1. ## Fund. Thm of Calc Question

Let $\displaystyle G(x)=\int^{2x}_{3x}\;f(t)\:dt$, where $\displaystyle f(t)=\int^{2-t}_{2t-5}\sqrt{1+u^4}\;du$. Then $\displaystyle G''(1)=$

2. Originally Posted by polymerase
Let $\displaystyle G(x)=\int^{2x}_{3x}\;f(t)\:dt$, where $\displaystyle f(t)=\int^{2-t}_{2t-5}\sqrt{1+u^4}\;du$. Then $\displaystyle G''(1)=$
As a start, $\displaystyle G^{'}(x) = 2 f(2x) - 3 f(3x)$.

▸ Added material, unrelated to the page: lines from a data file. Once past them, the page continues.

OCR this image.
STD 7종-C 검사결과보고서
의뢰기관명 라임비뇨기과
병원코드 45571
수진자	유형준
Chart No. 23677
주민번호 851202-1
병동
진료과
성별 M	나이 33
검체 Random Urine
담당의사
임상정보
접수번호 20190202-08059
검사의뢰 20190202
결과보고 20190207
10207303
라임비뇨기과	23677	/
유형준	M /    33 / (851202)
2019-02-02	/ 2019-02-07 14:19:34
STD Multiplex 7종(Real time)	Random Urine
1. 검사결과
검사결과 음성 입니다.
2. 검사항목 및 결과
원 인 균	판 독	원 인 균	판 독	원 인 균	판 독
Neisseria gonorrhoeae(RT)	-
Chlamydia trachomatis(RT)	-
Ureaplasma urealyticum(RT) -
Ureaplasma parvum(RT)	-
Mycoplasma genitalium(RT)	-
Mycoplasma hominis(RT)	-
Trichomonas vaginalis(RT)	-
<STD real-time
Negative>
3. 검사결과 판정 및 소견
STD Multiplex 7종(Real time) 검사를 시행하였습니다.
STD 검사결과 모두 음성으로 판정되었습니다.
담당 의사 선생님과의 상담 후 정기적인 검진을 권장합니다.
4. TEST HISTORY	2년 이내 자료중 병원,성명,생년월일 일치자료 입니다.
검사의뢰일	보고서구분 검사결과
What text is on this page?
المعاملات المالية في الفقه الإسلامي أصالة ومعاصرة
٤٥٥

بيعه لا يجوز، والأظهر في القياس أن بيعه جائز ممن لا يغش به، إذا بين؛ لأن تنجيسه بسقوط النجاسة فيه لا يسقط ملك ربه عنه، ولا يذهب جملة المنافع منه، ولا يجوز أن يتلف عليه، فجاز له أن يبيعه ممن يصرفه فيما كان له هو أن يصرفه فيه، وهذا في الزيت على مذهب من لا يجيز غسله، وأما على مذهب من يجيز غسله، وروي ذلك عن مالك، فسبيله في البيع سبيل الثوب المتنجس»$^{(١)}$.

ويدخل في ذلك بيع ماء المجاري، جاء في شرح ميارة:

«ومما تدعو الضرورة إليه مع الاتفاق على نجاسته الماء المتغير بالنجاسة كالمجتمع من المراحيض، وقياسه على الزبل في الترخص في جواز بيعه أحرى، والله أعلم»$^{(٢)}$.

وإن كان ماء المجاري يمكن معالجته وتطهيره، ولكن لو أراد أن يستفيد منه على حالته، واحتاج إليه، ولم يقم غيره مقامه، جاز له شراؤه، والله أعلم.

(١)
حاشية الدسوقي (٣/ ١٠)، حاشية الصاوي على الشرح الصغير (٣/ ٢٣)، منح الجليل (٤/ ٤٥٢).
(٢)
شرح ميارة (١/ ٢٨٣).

So now you need to differentiate $\displaystyle 2 f(2x) - 3 f(3x)$ with respect to x, where you know the rule for f ........

3. Originally Posted by mr fantastic
As a start, $\displaystyle G^{'}(x) = 2 f(2x) - 3 f(3x)$.

So now you need to differentiate $\displaystyle 2 f(2x) - 3 f(3x)$ with respect to x, where you know the rule for f ........
what do you do now?

4. Originally Posted by polymerase
what do you do now?
Indeed, what do you do now?

At the risk of sounding arrogant, I would have thought it was reasonably obvious that now you get expressions for f(2x) and f(3x) using the given rule $\displaystyle f(t)=\int^{2-t}_{2t-5}\sqrt{1+u^4}\;du$.

Then you construct the expression 2f(2x) - 3f(3x). Then you differentiate it.